Blockchain in Real Estate Transactions
Have you heard the phrase “blockchain” and wondered what it was? You are not alone. ALTA’s Blockchain Workgroup has easy-to-understand answers to some of the most frequently asked questions from title professionals about blockchain and related technologies. Here’s a quick overview.
First, let’s define the term. A “blockchain” is a growing list of records, called blocks, that are linked using cryptography. Each block contains a cryptographic hash of the previous block, a timestamp, and transaction data. By design, a blockchain is resistant to modification of the data. It is “an open, distributed ledger that can record transactions between two parties efficiently and in a verifiable and permanent way”. For use as a distributed ledger, a blockchain is typically managed by a peer-to-peer network collectively adhering to a protocol for inter-node communication and validating new blocks. Once recorded, the data in any given block cannot be altered retroactively without the alteration of all subsequent blocks, which requires the consensus of the network majority.
How is blockchain better than a regular database?
Every change ever made to each record on the blockchain is recorded and, under today’s technology, cannot feasibly be erased. Even when a change is made, the change would be recorded but the older incorrect version of the record would always be available. This could allow property record information to be stored as machine-readable data rather than paper documents or image files of documents without sacrificing the security and certainty that those documents provide. Records stored on a blockchain as machine-readable data can be more easily searched, reviewed, and audited. Specifically, because automated systems can then be used to review records and identify items of interest such as a lien.
Are county clerks and registers moving to blockchain?
In May 2017, the office of Cook County Illinois’ Recorder of Deeds released an extensive report on the results of a pilot they had run. The pilot had used the distributed ledger technology (DLT), on which blockchain is based, to integrate with their existing digital database of land records.

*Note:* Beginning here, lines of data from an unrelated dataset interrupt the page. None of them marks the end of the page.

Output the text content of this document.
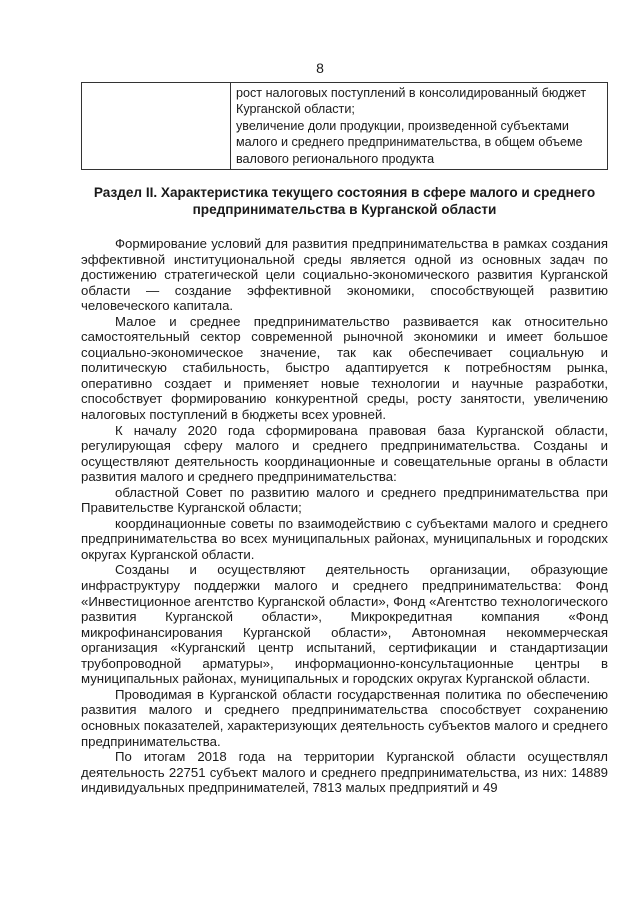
8

рост налоговых поступлений в консолидированный бюджет Курганской области;
увеличение доли продукции, произведенной субъектами малого и среднего предпринимательства, в общем объеме валового регионального продукта
Раздел II. Характеристика текущего состояния в сфере малого и среднего предпринимательства в Курганской области

Формирование условий для развития предпринимательства в рамках создания эффективной институциональной среды является одной из основных задач по достижению стратегической цели социально-экономического развития Курганской области — создание эффективной экономики, способствующей развитию человеческого капитала.

Малое и среднее предпринимательство развивается как относительно самостоятельный сектор современной рыночной экономики и имеет большое социально-экономическое значение, так как обеспечивает социальную и политическую стабильность, быстро адаптируется к потребностям рынка, оперативно создает и применяет новые технологии и научные разработки, способствует формированию конкурентной среды, росту занятости, увеличению налоговых поступлений в бюджеты всех уровней.

К началу 2020 года сформирована правовая база Курганской области, регулирующая сферу малого и среднего предпринимательства. Созданы и осуществляют деятельность координационные и совещательные органы в области развития малого и среднего предпринимательства:

областной Совет по развитию малого и среднего предпринимательства при Правительстве Курганской области;

координационные советы по взаимодействию с субъектами малого и среднего предпринимательства во всех муниципальных районах, муниципальных и городских округах Курганской области.

Созданы и осуществляют деятельность организации, образующие инфраструктуру поддержки малого и среднего предпринимательства: Фонд «Инвестиционное агентство Курганской области», Фонд «Агентство технологического развития Курганской области», Микрокредитная компания «Фонд микрофинансирования Курганской области», Автономная некоммерческая организация «Курганский центр испытаний, сертификации и стандартизации трубопроводной арматуры», информационно-консультационные центры в муниципальных районах, муниципальных и городских округах Курганской области.

Проводимая в Курганской области государственная политика по обеспечению развития малого и среднего предпринимательства способствует сохранению основных показателей, характеризующих деятельность субъектов малого и среднего предпринимательства.

По итогам 2018 года на территории Курганской области осуществлял деятельность 22751 субъект малого и среднего предпринимательства, из них: 14889 индивидуальных предпринимателей, 7813 малых предприятий и 49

Wyoming paved the way for more use of blockchain technology at its 2018 Legislative Budget Session. Teton County Wyoming and Medici Land Governance (MLG) have signed a Memorandum of Understanding (MoU) that will allow Medici Land Governance to work alongside the county clerk’s office to migrate its land records and property titles from an existing analog system to a blockchain-based system.
On August 28, 2018, Vermont Governor Phil Scott ceremonially signed into law bill S.269 (Act 205), legislation supporting the development of blockchain businesses in Vermont. The law mandates the review of blockchain technology usage for the recording of land records and other public records.
Can cryptocurrency be used to close a transaction?
There are certainly some regulatory and compliance challenges to transacting real estate deals in cryptocurrency. However, closing a real estate transaction using cryptocurrency is not fundamentally too different from how real estate transactions are carried out with cash or any other asset. In fact, it’s already happened. In 2014, a 1.4-acre property in Lake Tahoe was sold for 2,739 bitcoins, at that time valued at $1.6 million.
When will I need to start dealing with Blockchain and what areas of my business might be impacted?
The use of blockchain is still in its early stages. It will take time for this technology to become widely adopted and it won’t happen overnight.